Get Your Car Ready For The Winter Freeze

Get Your Car Ready For The Winter Freeze

With warnings that the deep freeze will set in again this winter drivers should preparing their cars to ensure the temperatures don’t cause unnecessary car headaches.  From freezing locks to having to dig your car out from under an ice blanket, winter ‘snow’ how is essential.

Motoring expert Quentin Willson comments; "Brits are fairly slack when it comes to basic car maintenance. When severe weather hits any problems caused by neglect can become painfully apparent.

"Taking some time ahead of the winter weather hitting in full force to condition your car against the winter weather can save time and money in the long run, as well as helping you to get out of some tricky situations like being frozen out!"

Winter Car Care Preparation Checklist

1. Castrol research shows that around 50 per cent of drivers are not using the right oil for their car. Cold weather often causes oil to thicken, so if you aren’t using the right oil, it makes it even harder for the engine to get going, risks engine damage and premature wear. 

For advice about the right oil for your vehicle, simply text OIL to 83080*, enter your car registration number, and details of the correct oil, along with a picture of the product will be sent to your phone.
 
2. Check your antifreeze concentrate. Make sure the water in the coolant reservoir is a strong colour - usually blue or yellow.

If it’s a rusty brown, your engine won't be protected from freezing and a cracked engine block will cost thousands. In winter always top up your radiator with neat antifreeze.
  
3. Buy some windscreen washer fluid and check the reservoir. Don’t dilute with water but fill with concentrated solution that will stop the water freezing as low as minus five degrees.
  
4. Buy some Water Wetter. You can decrease the time it takes to warm up your engine by using additives that speed up the flow of heat through the engine coolant. Just pour it in the coolant reservoir and your car will warm up quicker.
  
5. Diesels take longer to warm up than petrol engines. So be prepared to wait a bit longer for the heater to blow out hot air.
  
6. Take advantage of the free winter car checks that many garages offer, but don't be persuaded to pay out for repairs you don't need. Always ask if the items they suggest are really necessary and get a second quote.
  
7. Don’t forget to check the tyre pressures and condition more regularly in the winter. This should be done at least once a week in normal conditions, but is especially important in severe weather when wet and icy road conditions can mean worn tyres won’t grip.

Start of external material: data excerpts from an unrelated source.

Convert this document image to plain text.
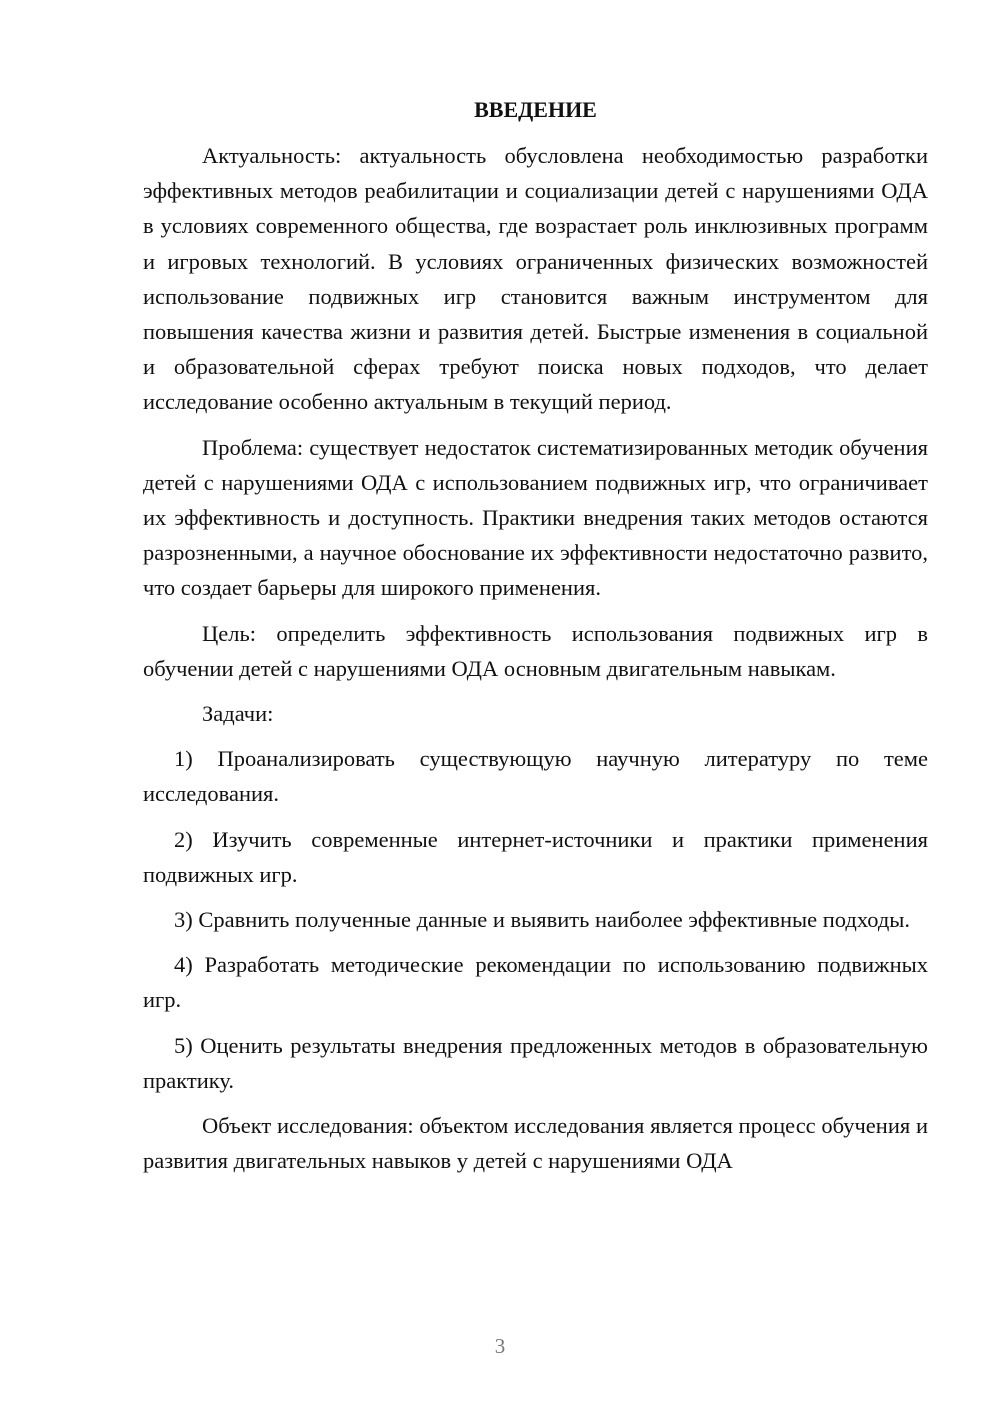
ВВЕДЕНИЕ

Актуальность: актуальность обусловлена необходимостью разработки эффективных методов реабилитации и социализации детей с нарушениями ОДА в условиях современного общества, где возрастает роль инклюзивных программ и игровых технологий. В условиях ограниченных физических возможностей использование подвижных игр становится важным инструментом для повышения качества жизни и развития детей. Быстрые изменения в социальной и образовательной сферах требуют поиска новых подходов, что делает исследование особенно актуальным в текущий период.

Проблема: существует недостаток систематизированных методик обучения детей с нарушениями ОДА с использованием подвижных игр, что ограничивает их эффективность и доступность. Практики внедрения таких методов остаются разрозненными, а научное обоснование их эффективности недостаточно развито, что создает барьеры для широкого применения.

Цель: определить эффективность использования подвижных игр в обучении детей с нарушениями ОДА основным двигательным навыкам.

Задачи:

1) Проанализировать существующую научную литературу по теме исследования.

2) Изучить современные интернет-источники и практики применения подвижных игр.

3) Сравнить полученные данные и выявить наиболее эффективные подходы.

4) Разработать методические рекомендации по использованию подвижных игр.

5) Оценить результаты внедрения предложенных методов в образовательную практику.

Объект исследования: объектом исследования является процесс обучения и развития двигательных навыков у детей с нарушениями ОДА

3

Winter Car Care Emergency Tips

1. When the big freeze hits, put a blanket over your windscreen overnight, tucking it under the wipers. The screen shouldn’t then freeze and the wipers won’t get stuck to the glass.
  
2. Get up ten minutes earlier. Defrosting icy cars takes time. Putting both sun visors in the horizontal position helps direct the flow of warm air back to the windscreen which helps to speed up the defrosting.
  
3. If the door lock is frozen, hold your key over a lighter for 15 seconds to heat it up, and insert the key into the lock.

It may take more than one attempt to completely thaw it out. Better still spray some WD40 into the lock barrel the night before and it won’t freeze at all.
  
4. Door seals and handles can freeze over and jam. To melt the ice, pour warm water round the door and handle. Never use very hot or boiling water as this could crack the glass. Wipe off any excess, as it will freeze again.
  
5. Check your exhaust pipe isn’t blocked with ice or snow. The car will be hard to start and toxic fumes could leak back in to interior.
  
6. When you’re starting a cold engine make sure the fan, heated rear window and any other electrical systems are turned off. Loading the battery during cold starts will reduce its power.
  
7. Never drive off with your windscreen or side windows partly defrosted. The small amount of time you’ll save isn’t worth the risk of ending up in a ditch.